Similarly, my advice to participate in study groups carefully is due to the frequent disfunction that can occur in them. Some students dominate the discussion; others are not prepared and instead hope to "free ride". So spending a lot of time in a study group that does not have a plan and ground rules can be a waste of time.
However, there is huge benefit to be gained from cosulting your colleagues in law school. This is because there is no substitute for the synergy of creative thinking that goes on among law students. Simply, two (or three or four) heads are better than one. And in law practice, I have found that while treatises have their place, there is no substitue with kicking legal doctrine around with your colleagues. The practice of law is a craft, perfected by craftsmen (or women). And the art of the craft is the winnowing and distilling of ideas and doctrine through consultation with one's peers.
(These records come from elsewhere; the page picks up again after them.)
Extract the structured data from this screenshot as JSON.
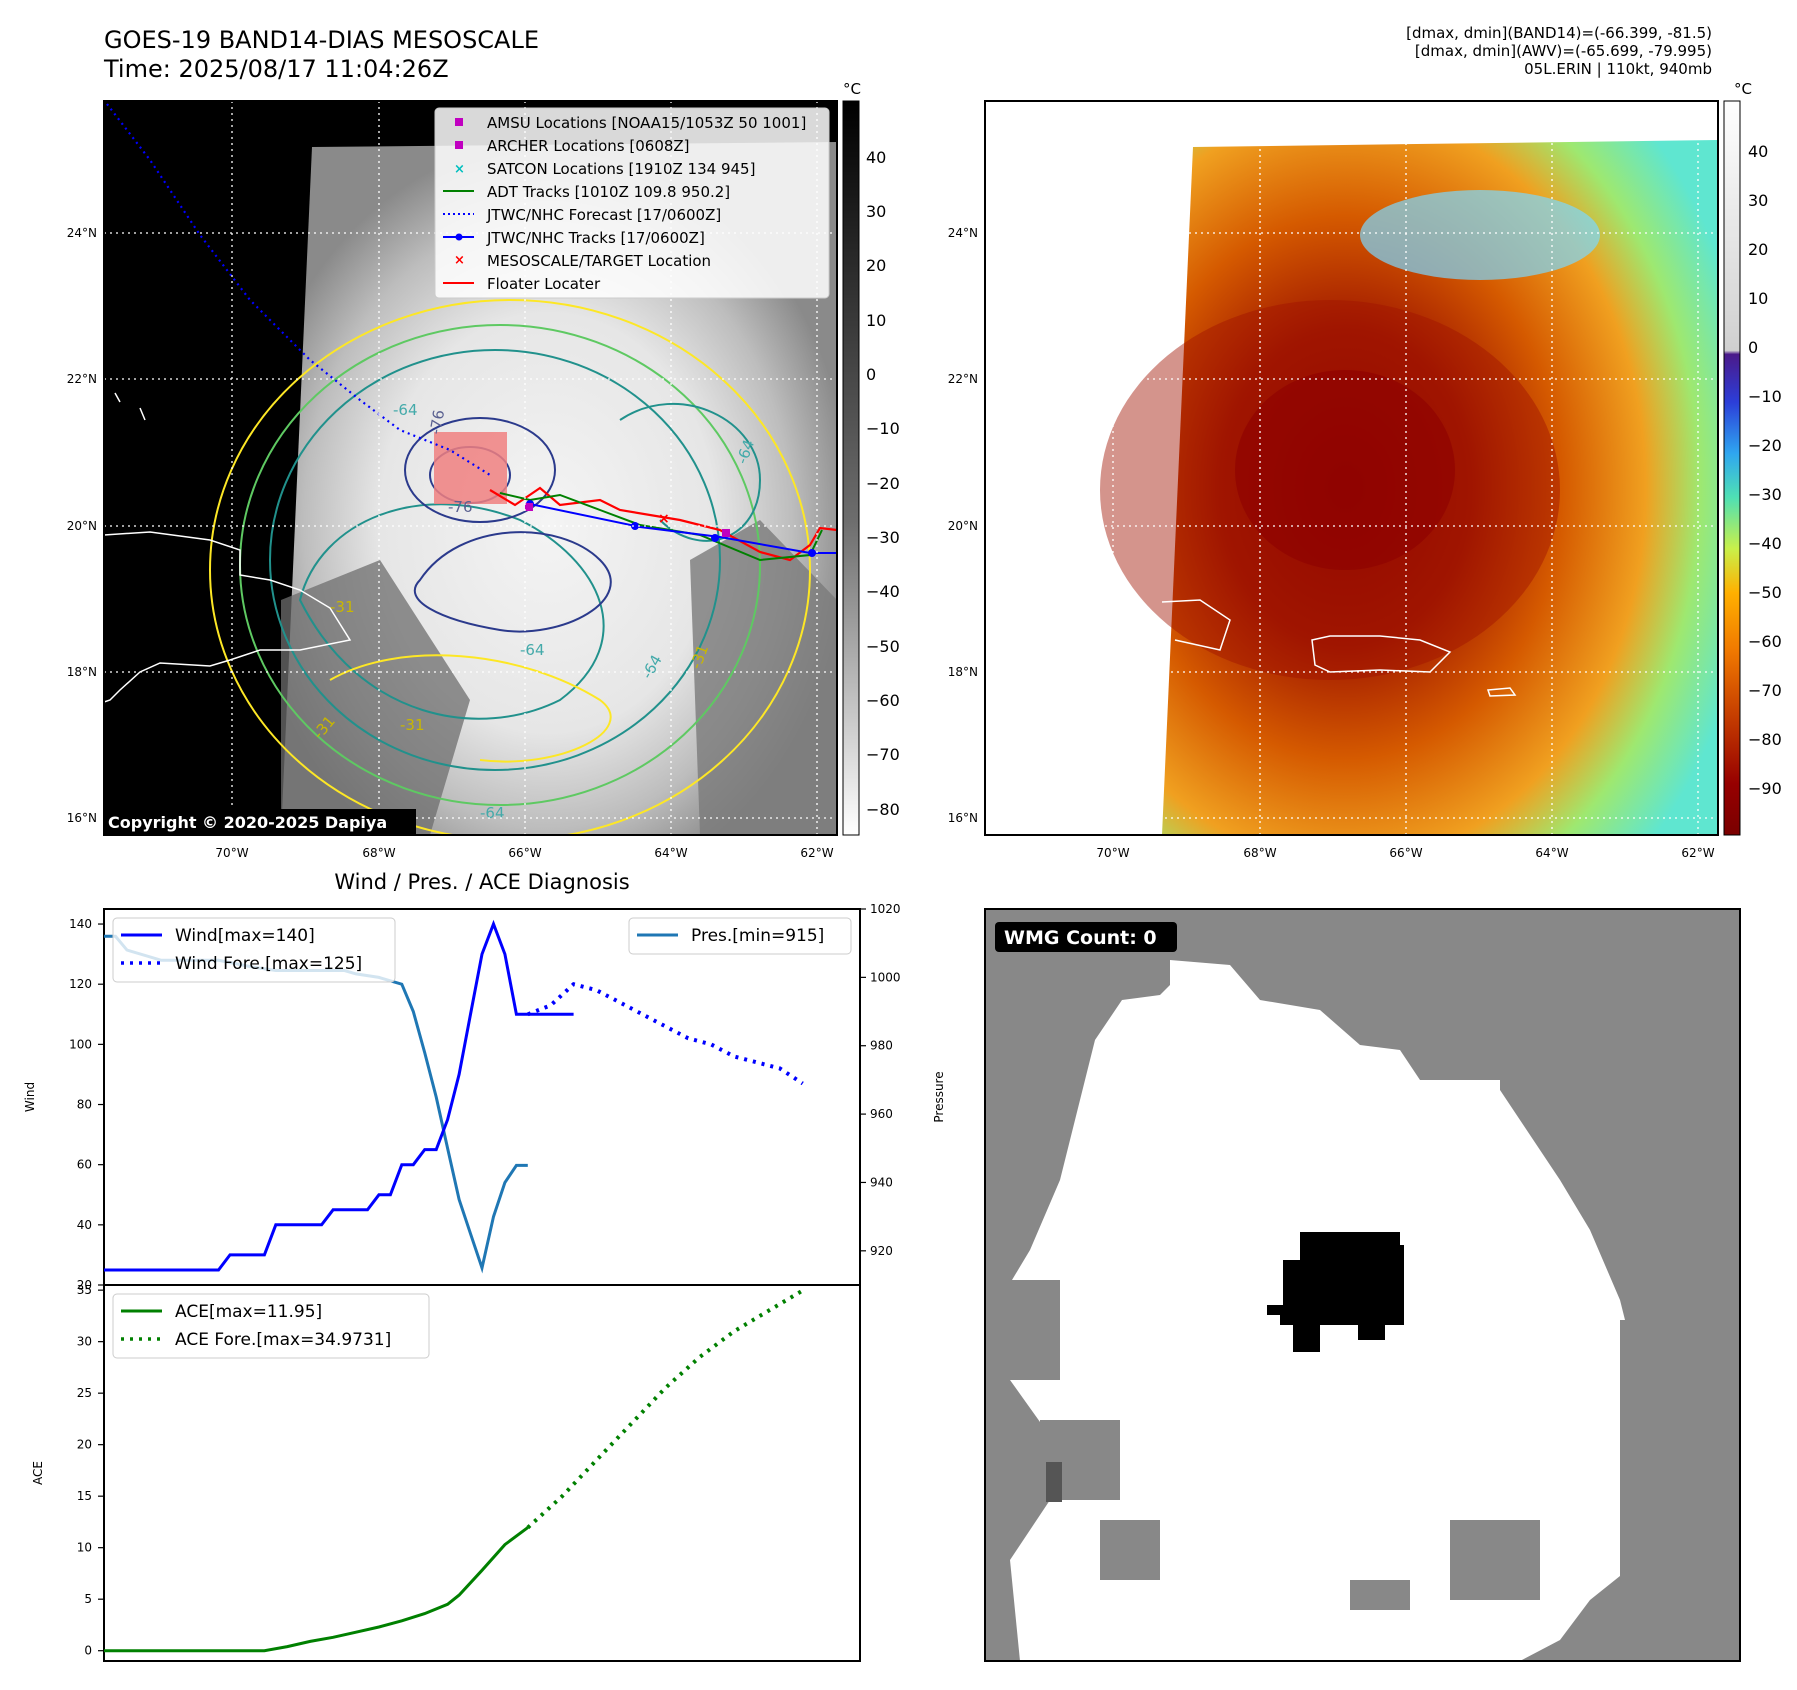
{
  "header": {
    "title_line1": "GOES-19 BAND14-DIAS MESOSCALE",
    "title_line2": "Time: 2025/08/17 11:04:26Z",
    "info_line1": "[dmax, dmin](BAND14)=(-66.399, -81.5)",
    "info_line2": "[dmax, dmin](AWV)=(-65.699, -79.995)",
    "info_line3": "05L.ERIN | 110kt, 940mb"
  },
  "colors": {
    "wind": "#0000ff",
    "pressure": "#1f77b4",
    "ace": "#008000",
    "red_track": "#ff0000",
    "magenta": "#c000c0",
    "cyan": "#00bfbf",
    "contour_blue": "#2b3a8c",
    "contour_teal": "#21918c",
    "contour_green": "#5ec962",
    "contour_yellow": "#fde725",
    "wmg_gray": "#888888",
    "wmg_dark": "#555555"
  },
  "map": {
    "lat_labels": [
      "24°N",
      "22°N",
      "20°N",
      "18°N",
      "16°N"
    ],
    "lon_labels": [
      "70°W",
      "68°W",
      "66°W",
      "64°W",
      "62°W"
    ],
    "copyright": "Copyright © 2020-2025 Dapiya",
    "contour_labels": [
      "-76",
      "-76",
      "-64",
      "-64",
      "-64",
      "-64",
      "-64",
      "-31",
      "-31",
      "-31",
      "-31"
    ],
    "legend": [
      {
        "label": "AMSU Locations [NOAA15/1053Z 50 1001]",
        "icon": "square-marker-icon",
        "color": "#c000c0"
      },
      {
        "label": "ARCHER Locations [0608Z]",
        "icon": "square-marker-icon",
        "color": "#c000c0"
      },
      {
        "label": "SATCON Locations [1910Z 134 945]",
        "icon": "x-marker-icon",
        "color": "#00bfbf"
      },
      {
        "label": "ADT Tracks [1010Z 109.8 950.2]",
        "icon": "solid-line-icon",
        "color": "#008000"
      },
      {
        "label": "JTWC/NHC Forecast [17/0600Z]",
        "icon": "dotted-line-icon",
        "color": "#0000ff"
      },
      {
        "label": "JTWC/NHC Tracks [17/0600Z]",
        "icon": "dot-line-icon",
        "color": "#0000ff"
      },
      {
        "label": "MESOSCALE/TARGET Location",
        "icon": "x-marker-icon",
        "color": "#ff0000"
      },
      {
        "label": "Floater Locater",
        "icon": "solid-line-icon",
        "color": "#ff0000"
      }
    ]
  },
  "colorbars": {
    "unit": "°C",
    "left_ticks": [
      "40",
      "30",
      "20",
      "10",
      "0",
      "−10",
      "−20",
      "−30",
      "−40",
      "−50",
      "−60",
      "−70",
      "−80"
    ],
    "right_ticks": [
      "40",
      "30",
      "20",
      "10",
      "0",
      "−10",
      "−20",
      "−30",
      "−40",
      "−50",
      "−60",
      "−70",
      "−80",
      "−90"
    ]
  },
  "wmg": {
    "label": "WMG Count: 0"
  },
  "chart_data": [
    {
      "type": "line",
      "title": "Wind / Pres. / ACE Diagnosis",
      "ylabel": "Wind",
      "ylim": [
        20,
        145
      ],
      "yticks": [
        20,
        40,
        60,
        80,
        100,
        120,
        140
      ],
      "y2label": "Pressure",
      "y2lim": [
        910,
        1020
      ],
      "y2ticks": [
        920,
        940,
        960,
        980,
        1000,
        1020
      ],
      "xlim": [
        0,
        66
      ],
      "series": [
        {
          "name": "Wind[max=140]",
          "axis": "left",
          "style": "solid",
          "x": [
            0,
            10,
            11,
            14,
            15,
            16,
            17,
            18,
            19,
            20,
            21,
            22,
            23,
            24,
            25,
            26,
            27,
            28,
            29,
            30,
            31,
            32,
            33,
            34,
            35,
            36,
            37,
            38,
            39,
            40,
            41
          ],
          "values": [
            25,
            25,
            30,
            30,
            40,
            40,
            40,
            40,
            40,
            45,
            45,
            45,
            45,
            50,
            50,
            60,
            60,
            65,
            65,
            75,
            90,
            110,
            130,
            140,
            130,
            110,
            110,
            110,
            110,
            110,
            110
          ]
        },
        {
          "name": "Wind Fore.[max=125]",
          "axis": "left",
          "style": "dotted",
          "x": [
            37,
            39,
            41,
            43,
            45,
            47,
            49,
            51,
            53,
            55,
            57,
            59,
            61
          ],
          "values": [
            110,
            113,
            120,
            118,
            114,
            110,
            106,
            102,
            100,
            96,
            94,
            92,
            87
          ]
        },
        {
          "name": "Pres.[min=915]",
          "axis": "right",
          "style": "solid",
          "x": [
            0,
            1,
            2,
            5,
            10,
            13,
            15,
            17,
            21,
            22,
            24,
            26,
            27,
            28,
            29,
            30,
            31,
            32,
            33,
            34,
            35,
            36,
            37
          ],
          "values": [
            1012,
            1012,
            1008,
            1005,
            1005,
            1003,
            1002,
            1002,
            1002,
            1001,
            1000,
            998,
            990,
            978,
            965,
            950,
            935,
            925,
            915,
            930,
            940,
            945,
            945
          ]
        }
      ]
    },
    {
      "type": "line",
      "ylabel": "ACE",
      "ylim": [
        -1,
        35.5
      ],
      "yticks": [
        0,
        5,
        10,
        15,
        20,
        25,
        30,
        35
      ],
      "xlim": [
        0,
        66
      ],
      "series": [
        {
          "name": "ACE[max=11.95]",
          "style": "solid",
          "x": [
            0,
            5,
            10,
            14,
            16,
            18,
            20,
            22,
            24,
            26,
            28,
            30,
            31,
            33,
            35,
            37
          ],
          "values": [
            0,
            0,
            0,
            0,
            0.4,
            0.9,
            1.3,
            1.8,
            2.3,
            2.9,
            3.6,
            4.5,
            5.4,
            7.8,
            10.3,
            11.95
          ]
        },
        {
          "name": "ACE Fore.[max=34.9731]",
          "style": "dotted",
          "x": [
            37,
            40,
            43,
            46,
            49,
            52,
            55,
            58,
            61
          ],
          "values": [
            11.95,
            15,
            18.5,
            22,
            25.5,
            28.5,
            31,
            33,
            34.97
          ]
        }
      ]
    }
  ]
}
And in law school, smart and creative people are all around you. Seek them out. Bounce ideas off of them. Check your thinking. And the advantage of doing it ad hoc and on your on is that you can control the schedule and timing of this consultation. In a study group, you are often constrained by the activities of the group itself.
So, when I caution against engagement in study groups, please do not consider this as a prohibition. Instead, think of it like you would in the same way that you would all of your study activities- an investment of time. Engage in that free-form creative analysis unique to law school on your terms, with people who are willing to work with you in a collegial way. Don't simply succumb to a study group because everyone else is.